Celle des vidames est surmontée de quatre croix pattées.

Les barons n'ont qu'un cercle d'or émaillé, environné d'un bracelet ou chapelet de perles. Ce chapelet était souvent accordé par les souverains comme récompense honorifique. Edouard, roi d'Angleterre, en donna un à Eustache de Ribeaumont, son prisonnier, et lui fit remise de sa rançon en honneur de la bravoure qu'il avait déployée.

Les chevaliers bannerets timbraient leur écu d'un cercle d'or orné de perles.

Le bourrelet n'était qu'un rouleau de ruban aux couleurs de l'écu, souvent même aux couleurs qu'affectionnait la dame du chevalier. On le plaçait sur le casque comme simple ornement auquel n'était attaché l'indication d'aucun titre.
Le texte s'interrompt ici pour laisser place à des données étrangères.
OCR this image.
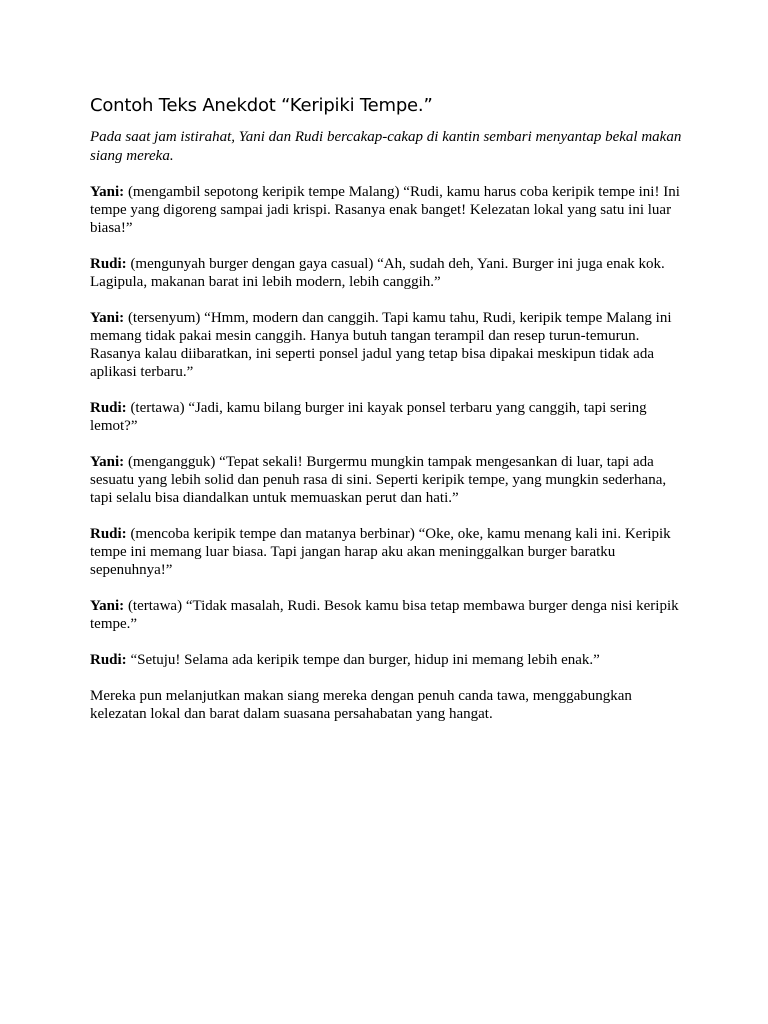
Contoh Teks Anekdot “Keripiki Tempe.”

Pada saat jam istirahat, Yani dan Rudi bercakap-cakap di kantin sembari menyantap bekal makan siang mereka.

Yani: (mengambil sepotong keripik tempe Malang) “Rudi, kamu harus coba keripik tempe ini! Ini tempe yang digoreng sampai jadi krispi. Rasanya enak banget! Kelezatan lokal yang satu ini luar biasa!”

Rudi: (mengunyah burger dengan gaya casual) “Ah, sudah deh, Yani. Burger ini juga enak kok. Lagipula, makanan barat ini lebih modern, lebih canggih.”

Yani: (tersenyum) “Hmm, modern dan canggih. Tapi kamu tahu, Rudi, keripik tempe Malang ini memang tidak pakai mesin canggih. Hanya butuh tangan terampil dan resep turun-temurun. Rasanya kalau diibaratkan, ini seperti ponsel jadul yang tetap bisa dipakai meskipun tidak ada aplikasi terbaru.”

Rudi: (tertawa) “Jadi, kamu bilang burger ini kayak ponsel terbaru yang canggih, tapi sering lemot?”

Yani: (mengangguk) “Tepat sekali! Burgermu mungkin tampak mengesankan di luar, tapi ada sesuatu yang lebih solid dan penuh rasa di sini. Seperti keripik tempe, yang mungkin sederhana, tapi selalu bisa diandalkan untuk memuaskan perut dan hati.”

Rudi: (mencoba keripik tempe dan matanya berbinar) “Oke, oke, kamu menang kali ini. Keripik tempe ini memang luar biasa. Tapi jangan harap aku akan meninggalkan burger baratku sepenuhnya!”

Yani: (tertawa) “Tidak masalah, Rudi. Besok kamu bisa tetap membawa burger denga nisi keripik tempe.”

Rudi: “Setuju! Selama ada keripik tempe dan burger, hidup ini memang lebih enak.”

Mereka pun melanjutkan makan siang mereka dengan penuh canda tawa, menggabungkan kelezatan lokal dan barat dalam suasana persahabatan yang hangat.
Les chanceliers ou gardes des sceaux de France posent sur le casque dont ils timbrent leur écu un mortier rond, de toile d'or, brodé de même et rebrassé d'hermines.
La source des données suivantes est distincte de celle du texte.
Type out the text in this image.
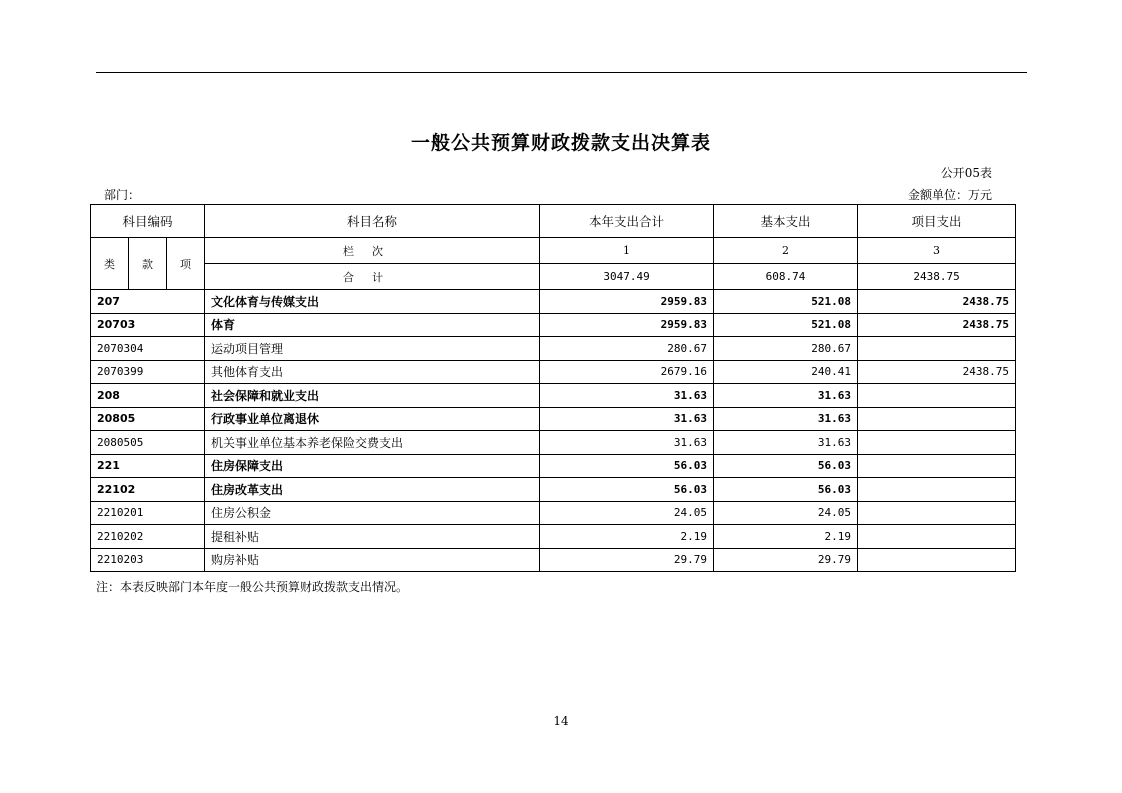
一般公共预算财政拨款支出决算表
公开05表
部门：	金额单位：万元
科目编码			科目名称	本年支出合计	基本支出	项目支出
类	款	项	栏次	1	2	3
			合计	3047.49	608.74	2438.75
207			文化体育与传媒支出	2959.83	521.08	2438.75
20703			体育	2959.83	521.08	2438.75
2070304			运动项目管理	280.67	280.67	
2070399			其他体育支出	2679.16	240.41	2438.75
208			社会保障和就业支出	31.63	31.63	
20805			行政事业单位离退休	31.63	31.63	
2080505			机关事业单位基本养老保险交费支出	31.63	31.63	
221			住房保障支出	56.03	56.03	
22102			住房改革支出	56.03	56.03	
2210201			住房公积金	24.05	24.05	
2210202			提租补贴	2.19	2.19	
2210203			购房补贴	29.79	29.79	
注：本表反映部门本年度一般公共预算财政拨款支出情况。
14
Les présidents à mortier des cours de parlement ont un mortier noir, rehaussé de deux larges galons d'or.

Les ecclésiastiques ont aussi un ornement indiquant les dignités dont ils sont revêtus. C'est un chapeau surmontant la couronne et l'écusson.

Les cardinaux ont le chapeau rouge à large bord, accompagné de cordons de même couleur entrelacés et terminés par cinq houppes.

Les archevêques prennent un chapeau à grands bords qui couvre entièrement l'écu comme celui des cardinaux. Il n'en diffère que par la couleur verte, et les pendants à quatre houppes au lieu de cinq.

Le chapeau des évêques est aussi de sinople et les pendants à trois houppes.

Les abbés et protonotaires portent sur l'écu de leurs armes un chapeau noir dont les cordons entrelacés et pendants se terminent par deux houppes de même couleur.

Les prieurs et abbesses entourent leurs armoiries d'un chapelet ou patenôtre.

L'empereur Napoléon avait substitué aux couronnes des nobles titrés des toques surmontées de plumes dont le nombre indiquait la dignité de celui qui les portait. Cet usage ne s'est pas conservé, et les familles anoblies ou titrées par Napoléon ont repris les anciennes couronnes. Cependant, comme les monuments du temps portent ces insignes, il est bon de les faire connaître.


Les princes grands dignitaires avaient une toque de velours noir, surmontée de vair avec porte-aigrette d'or surmontée de sept plumes.

Les ducs ne se distinguaient que par la toque retroussée d'hermine au lieu de vair.

Les comtes avaient la toque de velours noir, retroussée de contre-hermine, avec porte-aigrette en or et argent surmontée de cinq plumes.

Les barons retroussaient la toque de contre-vair; porte-aigrette en argent, avec trois plumes.

Les chevaliers portaient la toque de velours noir retroussée de sinople, surmontée d'une aigrette blanche ou d'argent.

On peut enfin citer les couronnes murales qui timbrent ordinairement les armoiries des villes.


Couronne royale

Couronne ducale de Toscane

Couronne des enfants de France

Couronne des princes du Saint-Empire

Couronne des marquis

Couronne des vicomtes

Couronne des barons

Bourrelet

Mortier des présidents

Chapeau des archevêques

Quant aux couronnes navales et vallaires que plusieurs auteurs ont données, elles ne sont presque d'aucun usage en blason.

Les veuves entourent leur écu de cordelières de soie noires et blanches entrelacées. Cette coutume est due à la reine Anne de Bretagne, qui l'adopta après la mort de son premier mari Charles VIII.

Les filles, qui, nous l'avons déjà dit, portent l'écu en losange, le placent dans une guirlande de fleurs.